Ce n'est pas le gain d'espace qui vient spontanément à l'esprit de la chef des archives pour en décrire les avantages, mais le gain en efficacité. Désormais, il suffit d'un simple clic pour accéder à l'information sur un patient, explique Chantal Lafrenière. Qu'il se présente sur rendez-vous, sans rendez-vous en clinique externe ou à l'urgence, il n'est plus nécessaire de se rendre aux archives chercher son dossier s'il est déjà informatisé.

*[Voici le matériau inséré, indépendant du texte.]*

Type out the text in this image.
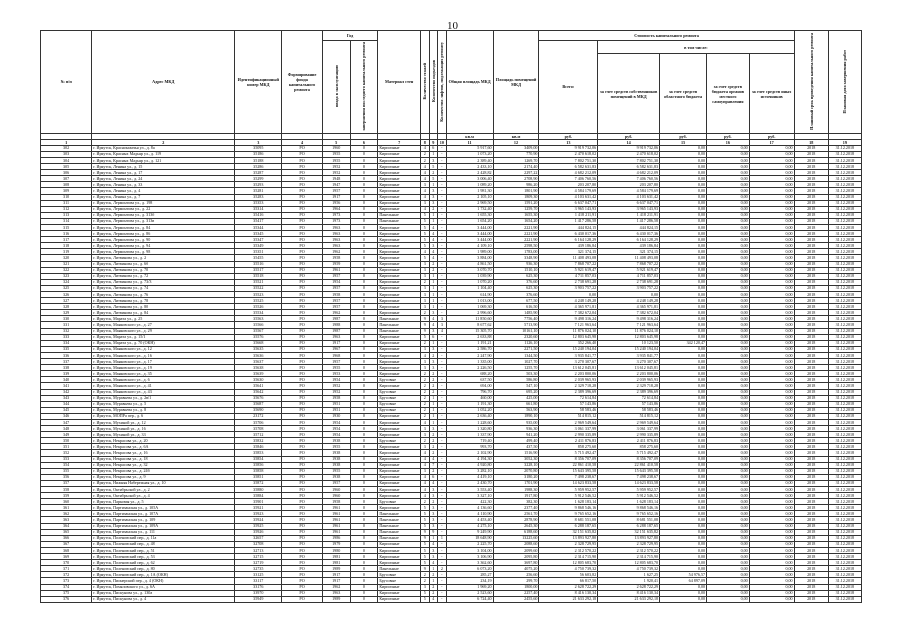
10
№ п/п	Адрес МКД	Идентификационный номер МКД	Формирование фонда капитального ремонта	Год		Материал стен	Количество этажей	Количество подъездов	Количество лифтов, подлежащих ремонту	Общая площадь МКД	Площадь помещений МКД	Стоимость капитального ремонта					Плановый срок проведения капитального ремонта	Плановая дата завершения работ
				ввода в эксплуатацию	завершения последнего капитального ремонта							Всего:	в том числе:					
													за счет средств собственников помещений в МКД	за счет средств областного бюджета	за счет средств бюджета органов местного самоуправления	за счет средств иных источников		
										кв.м	кв.м	руб.	руб.	руб.	руб.	руб.		
1	2	3	4	5	6	7	8	9	10	11	12	13	14	15	16	17	18	19
302	г. Иркутск, Красноказачья ул., д. 8а	35095	РО	1960	0	Кирпичные	4	6	-	5 917,60	3409,00	9 919 732,06	9 919 732,06	0,00	0,00	0,00	2018	31.12.2018
303	г. Иркутск, Красных Мадьяр ул., д. 119	35186	РО	1955	0	Кирпичные	2	1	-	1 073,20	770,90	2 470 618,02	2 470 618,02	0,00	0,00	0,00	2018	31.12.2018
304	г. Иркутск, Красных Мадьяр ул., д. 121	35188	РО	1955	0	Кирпичные	2	3	-	2 389,40	1269,70	7 802 751,30	7 802 751,30	0,00	0,00	0,00	2018	31.12.2018
305	г. Иркутск, Ленина ул., д. 15	35286	РО	1952	0	Кирпичные	4	5	-	2 433,10	2174,40	6 582 631,83	6 582 631,83	0,00	0,00	0,00	2018	31.12.2018
306	г. Иркутск, Ленина ул., д. 17	35287	РО	1952	0	Кирпичные	4	2	-	2 428,82	2297,22	4 682 212,09	4 682 212,09	0,00	0,00	0,00	2018	31.12.2018
307	г. Иркутск, Ленина ул., д. 24	35299	РО	1948	0	Кирпичные	4	5	-	3 006,40	2708,90	7 406 760,56	7 406 760,56	0,00	0,00	0,00	2018	31.12.2018
308	г. Иркутск, Ленина ул., д. 33	35293	РО	1947	0	Кирпичные	3	1	-	1 089,20	986,20	203 207,80	203 207,80	0,00	0,00	0,00	2018	31.12.2018
309	г. Иркутск, Ленина ул., д. 4	35281	РО	1957	0	Кирпичные	4	3	-	1 981,30	1801,90	4 584 179,69	4 584 179,69	0,00	0,00	0,00	2018	31.12.2018
310	г. Иркутск, Ленина ул., д. 7	35283	РО	1917	0	Кирпичные	4	3	-	2 105,10	1809,30	4 103 631,42	4 103 631,42	0,00	0,00	0,00	2018	31.12.2018
311	г. Иркутск, Лермонтова ул., д. 198	35353	РО	1956	0	Кирпичные	3	3	-	2 969,50	1591,20	6 637 047,71	6 637 047,71	0,00	0,00	0,00	2018	31.12.2018
312	г. Иркутск, Лермонтова ул., д. 22	35314	РО	1964	0	Кирпичные	4	2	-	1 732,40	1259,70	3 965 143,93	3 965 143,93	0,00	0,00	0,00	2018	31.12.2018
313	г. Иркутск, Лермонтова ул., д. 313б	35416	РО	1973	0	Панельные	5	1	-	1 655,30	1655,30	1 418 211,91	1 418 211,91	0,00	0,00	0,00	2018	31.12.2018
314	г. Иркутск, Лермонтова ул., д. 313в	35417	РО	1973	0	Панельные	5	1	-	1 654,20	1654,20	1 417 286,58	1 417 286,58	0,00	0,00	0,00	2018	31.12.2018
315	г. Иркутск, Лермонтова ул., д. 84	35344	РО	1963	0	Кирпичные	5	4	-	3 444,00	2221,90	444 824,15	444 824,15	0,00	0,00	0,00	2018	31.12.2018
316	г. Иркутск, Лермонтова ул., д. 86	35345	РО	1963	0	Кирпичные	5	4	-	3 444,00	2221,90	6 430 017,36	6 430 017,36	0,00	0,00	0,00	2018	31.12.2018
317	г. Иркутск, Лермонтова ул., д. 90	35347	РО	1963	0	Кирпичные	5	4	-	3 444,00	2221,90	6 164 128,29	6 164 128,29	0,00	0,00	0,00	2018	31.12.2018
318	г. Иркутск, Лермонтова ул., д. 94	35349	РО	1963	0	Кирпичные	5	3	-	4 109,10	2598,50	439 186,84	439 186,84	0,00	0,00	0,00	2018	31.12.2018
319	г. Иркутск, Лермонтова ул., д. 98	35351	РО	1962	0	Кирпичные	4	4	-	1 989,00	1783,00	321 374,15	321 374,15	0,00	0,00	0,00	2018	31.12.2018
320	г. Иркутск, Литвинова ул., д. 2	35455	РО	1958	0	Кирпичные	5	4	-	3 884,00	3348,90	11 408 493,08	11 408 493,08	0,00	0,00	0,00	2018	31.12.2018
321	г. Иркутск, Литвинова ул., д. 6б	35516	РО	1959	0	Кирпичные	3	2	-	4 861,50	936,30	7 868 707,22	7 868 707,22	0,00	0,00	0,00	2018	31.12.2018
322	г. Иркутск, Литвинова ул., д. 70	35517	РО	1961	0	Кирпичные	3	2	-	3 070,70	1510,10	5 921 619,47	5 921 619,47	0,00	0,00	0,00	2018	31.12.2018
323	г. Иркутск, Литвинова ул., д. 72	35518	РО	1957	0	Кирпичные	3	1	-	1 039,90	625,30	4 711 857,03	4 711 857,03	0,00	0,00	0,00	2018	31.12.2018
324	г. Иркутск, Литвинова ул., д. 73/3	35521	РО	1954	0	Кирпичные	2	1	-	1 070,20	376,60	2 738 691,28	2 738 691,28	0,00	0,00	0,00	2018	31.12.2018
325	г. Иркутск, Литвинова ул., д. 74	35522	РО	1957	0	Кирпичные	3	1	-	1 104,40	625,30	3 903 757,22	3 903 757,22	0,00	0,00	0,00	2018	31.12.2018
326	г. Иркутск, Литвинова ул., д. 76	35523	РО	1958	0	Кирпичные	3	1	-	614,90	376,60	0,00	0,00	0,00	0,00	0,00	2018	31.12.2018
327	г. Иркутск, Литвинова ул., д. 78	35525	РО	1957	0	Кирпичные	3	1	-	1 013,00	677,50	4 248 149,28	4 248 149,28	0,00	0,00	0,00	2018	31.12.2018
328	г. Иркутск, Литвинова ул., д. 80	35526	РО	1957	0	Кирпичные	3	1	-	1 069,30	616,50	4 365 971,81	4 365 971,81	0,00	0,00	0,00	2018	31.12.2018
329	г. Иркутск, Литвинова ул., д. 84	35534	РО	1962	0	Кирпичные	2	3	-	2 996,60	1485,90	7 382 672,04	7 382 672,04	0,00	0,00	0,00	2018	31.12.2018
330	г. Иркутск, Марата ул., д. 25	35563	РО	1987	0	Панельные	9	4	3	11 850,60	7756,40	9 498 316,24	9 498 316,24	0,00	0,00	0,00	2018	31.12.2018
331	г. Иркутск, Маяковского ул., д. 27	35566	РО	1988	0	Панельные	9	4	3	8 677,62	5713,90	7 121 963,64	7 121 963,64	0,00	0,00	0,00	2018	31.12.2018
332	г. Иркутск, Маяковского ул., д. 29	35567	РО	1987	0	Панельные	9	3	4	15 305,70	10161,10	11 876 024,10	11 876 024,10	0,00	0,00	0,00	2018	31.12.2018
333	г. Иркутск, Марата ул., д. 15/1	35576	РО	1963	0	Кирпичные	5	6	-	2 633,88	2320,60	12 803 645,98	12 803 645,98	0,00	0,00	0,00	2018	31.12.2018
334	г. Иркутск, Марата ул., д. 70 (ОКН)	35668	РО	1917	0	Кирпичные	2	1	-	1 191,21	1126,10	352 266,40	10 123,50	342 120,47	0,00	0,00	2018	31.12.2018
335	г. Иркутск, Маяковского ул., д. 12	35635	РО	1967	0	Кирпичные	3	3	-	2 586,70	2271,50	15 240 194,04	15 240 194,04	0,00	0,00	0,00	2018	31.12.2018
336	г. Иркутск, Маяковского ул., д. 16	35636	РО	1968	0	Кирпичные	4	2	-	2 247,90	1344,50	3 935 841,77	3 935 841,77	0,00	0,00	0,00	2018	31.12.2018
337	г. Иркутск, Маяковского ул., д. 17	35637	РО	1957	0	Кирпичные	3	3	-	1 335,00	1027,70	3 270 307,67	3 270 307,67	0,00	0,00	0,00	2018	31.12.2018
338	г. Иркутск, Маяковского ул., д. 19	35638	РО	1955	0	Кирпичные	3	3	-	2 226,50	1255,70	13 612 045,81	13 612 045,81	0,00	0,00	0,00	2018	31.12.2018
339	г. Иркутск, Маяковского ул., д. 35	35639	РО	1953	0	Кирпичные	2	2	-	688,20	503,30	2 203 800,06	2 203 800,06	0,00	0,00	0,00	2018	31.12.2018
340	г. Иркутск, Маяковского ул., д. 6	35630	РО	1954	0	Брусовые	2	2	-	637,50	586,80	2 039 965,93	2 039 965,93	0,00	0,00	0,00	2018	31.12.2018
341	г. Иркутск, Маяковского ул., д. 41	35641	РО	1952	0	Кирпичные	2	2	-	694,00	547,10	2 329 718,28	2 329 718,28	0,00	0,00	0,00	2018	31.12.2018
342	г. Иркутск, Маяковского ул., д. 43	35642	РО	1952	0	Брусовые	2	2	-	796,70	695,20	2 389 396,69	2 389 396,69	0,00	0,00	0,00	2018	31.12.2018
343	г. Иркутск, Муравьева ул., д. 2в/1	35676	РО	1958	0	Брусовые	2	1	-	460,00	425,00	72 614,84	72 614,84	0,00	0,00	0,00	2018	31.12.2018
344	г. Иркутск, Муравьева ул., д. 5	35687	РО	1951	0	Брусовые	2	1	-	1 191,30	661,80	57 143,86	57 143,86	0,00	0,00	0,00	2018	31.12.2018
345	г. Иркутск, Муравьева ул., д. 8	35690	РО	1951	0	Брусовые	2	1	-	1 052,20	563,90	58 583,46	58 583,46	0,00	0,00	0,00	2018	31.12.2018
346	г. Иркутск, МОПРа пер., д. 6	23172	РО	1930	0	Кирпичные	2	1	-	2 636,40	1890,10	514 815,12	514 815,12	0,00	0,00	0,00	2018	31.12.2018
347	г. Иркутск, Мухиной ул., д. 12	35706	РО	1954	0	Кирпичные	4	1	-	1 228,60	935,00	2 969 549,64	2 969 549,64	0,00	0,00	0,00	2018	31.12.2018
348	г. Иркутск, Мухиной ул., д. 16	35708	РО	1954	0	Кирпичные	3	3	-	1 320,80	936,30	3 061 337,99	3 061 337,99	0,00	0,00	0,00	2018	31.12.2018
349	г. Иркутск, Мухиной ул., д. 33	35712	РО	1954	0	Кирпичные	3	2	-	1 337,90	941,20	2 990 335,89	2 990 335,89	0,00	0,00	0,00	2018	31.12.2018
350	г. Иркутск, Некрасова ул., д. 20	35832	РО	1938	0	Брусовые	2	2	-	719,40	499,40	2 411 876,83	2 411 876,83	0,00	0,00	0,00	2018	31.12.2018
351	г. Иркутск, Некрасова ул., д. 6А	35846	РО	1955	0	Кирпичные	3	2	-	993,70	437,50	858 275,60	858 275,60	0,00	0,00	0,00	2018	31.12.2018
352	г. Иркутск, Некрасова ул., д. 16	35853	РО	1938	0	Кирпичные	4	2	-	2 102,90	1516,90	5 715 492,47	5 715 492,47	0,00	0,00	0,00	2018	31.12.2018
353	г. Иркутск, Некрасова ул., д. 18	35854	РО	1938	0	Кирпичные	4	4	-	4 194,30	3052,30	8 356 707,09	8 356 707,09	0,00	0,00	0,00	2018	31.12.2018
354	г. Иркутск, Некрасова ул., д. 32	35856	РО	1938	0	Кирпичные	4	7	-	4 920,80	3228,10	22 861 410,58	22 861 410,58	0,00	0,00	0,00	2018	31.12.2018
355	г. Иркутск, Некрасова ул., д. 24б	35858	РО	1955	0	Кирпичные	3	2	-	3 282,10	2070,80	15 643 395,58	15 643 395,58	0,00	0,00	0,00	2018	31.12.2018
356	г. Иркутск, Некрасова ул., д. 9	35851	РО	1938	0	Кирпичные	4	6	-	4 419,10	3180,20	7 498 238,67	7 498 238,67	0,00	0,00	0,00	2018	31.12.2018
357	г. Иркутск, Нижняя Набережная ул., д. 10	35872	РО	1957	0	Кирпичные	4	4	-	2 430,70	1701,90	14 623 833,58	14 623 833,58	0,00	0,00	0,00	2018	31.12.2018
358	г. Иркутск, Октябрьской ул., д. 2	35880	РО	1960	0	Кирпичные	4	3	-	3 553,40	1988,30	5 959 952,57	5 959 952,57	0,00	0,00	0,00	2018	31.12.2018
359	г. Иркутск, Октябрьской ул., д. 4	35884	РО	1960	0	Кирпичные	4	3	-	3 327,10	1917,80	5 912 546,52	5 912 546,52	0,00	0,00	0,00	2018	31.12.2018
360	г. Иркутск, Парковая ул., д. 5	35901	РО	1958	0	Брусовые	2	2	-	422,30	382,30	1 628 183,14	1 628 183,14	0,00	0,00	0,00	2018	31.12.2018
361	г. Иркутск, Партизанская ул., д. 105А	35921	РО	1961	0	Кирпичные	5	3	-	4 136,60	2377,40	9 868 546,16	9 868 546,16	0,00	0,00	0,00	2018	31.12.2018
362	г. Иркутск, Партизанская ул., д. 107А	35923	РО	1961	0	Панельные	5	3	-	4 110,90	2561,70	9 765 652,16	9 765 652,16	0,00	0,00	0,00	2018	31.12.2018
363	г. Иркутск, Партизанская ул., д. 109	35924	РО	1961	0	Панельные	5	3	-	4 453,40	2878,90	8 681 551,08	8 681 551,08	0,00	0,00	0,00	2018	31.12.2018
364	г. Иркутск, Партизанская ул., д. 109А	35925	РО	1961	0	Панельные	5	3	-	4 275,10	2645,30	6 288 187,65	6 288 187,65	0,00	0,00	0,00	2018	31.12.2018
365	г. Иркутск, Партизанская ул., д. 111	35926	РО	1961	0	Панельные	9	9	-	9 249,90	6188,60	32 151 635,82	32 151 635,82	0,00	0,00	0,00	2018	31.12.2018
366	г. Иркутск, Поленовский пер., д. 11а	32657	РО	1986	0	Панельные	9	1	1	18 648,90	13225,60	13 893 927,80	13 893 927,80	0,00	0,00	0,00	2018	31.12.2018
367	г. Иркутск, Поленовский пер., д. 48	32708	РО	1979	0	Кирпичные	5	4	-	2 225,70	2088,60	2 328 729,95	2 328 729,95	0,00	0,00	0,00	2018	31.12.2018
368	г. Иркутск, Поленовский пер., д. 51	32713	РО	1980	0	Кирпичные	5	3	-	3 104,00	2099,60	2 312 570,22	2 312 570,22	0,00	0,00	0,00	2018	31.12.2018
369	г. Иркутск, Поленовский пер., д. 53	32715	РО	1981	0	Кирпичные	5	3	-	3 106,90	2095,80	2 314 715,90	2 314 715,90	0,00	0,00	0,00	2018	31.12.2018
370	г. Иркутск, Поленовский пер., д. 62	32719	РО	1981	0	Кирпичные	5	4	-	3 362,60	3697,80	12 805 683,70	12 805 683,70	0,00	0,00	0,00	2018	31.12.2018
371	г. Иркутск, Поленовский пер., д. 80	32735	РО	1989	0	Панельные	9	1	2	6 073,20	4075,20	4 750 739,32	4 750 739,32	0,00	0,00	0,00	2018	31.12.2018
372	г. Иркутск, Поленовский пер., д. 1А (ОКН)	33125	РО	1917	0	Брусовые	2	2	-	285,27	256,60	56 603,82	1 627,25	54 976,57	0,00	0,00	2018	31.12.2018
373	г. Иркутск, Пионерский пер., д. 4 (ОКН)	33117	РО	1917	0	Брусовые	2	1	-	234,19	299,70	66 817,50	1 920,41	64 897,09	0,00	0,00	2018	31.12.2018
374	г. Иркутск, Помяловского ул., д. 6А	33176	РО	1962	0	Кирпичные	3	2	-	1 969,20	1800,00	2 628 722,29	2 628 722,29	0,00	0,00	0,00	2018	31.12.2018
375	г. Иркутск, Пискунова ул., д. 130а	33970	РО	1963	0	Кирпичные	5	2	-	2 523,60	2257,40	8 416 130,34	8 416 130,34	0,00	0,00	0,00	2018	31.12.2018
376	г. Иркутск, Пискунова ул., д. 4	35949	РО	1989	0	Кирпичные	5	4	-	6 724,40	2455,60	21 633 292,18	21 633 292,18	0,00	0,00	0,00	2018	31.12.2018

Et puis, dans un contexte de soins multidisciplinaires, il n'est pas rare que deux, trois ou quatre professionnels différents aient besoin de l'information simultanément ou dans la même journée. Tous peuvent donc y accéder sans délai. Et puisque l'opération a permis d'intégrer les autres systèmes déjà informatisés, comme l'imagerie médicale ou les résultats de laboratoire, les professionnels ont accès à ces informations du même coup.
«C'est devenu davantage un projet clinique qu'un projet d'archivage», dit-elle.
Depuis 2005
C'est au début de l'année 2005 qu'a commencé l'opération de numérisation, au terme de cinq ans de réflexion et de préparation. Au début 2000, l'hôpital voyait en effet venir le moment où il faudrait louer des espaces extérieurs pour entreposer ses documents, explique la chef des archives.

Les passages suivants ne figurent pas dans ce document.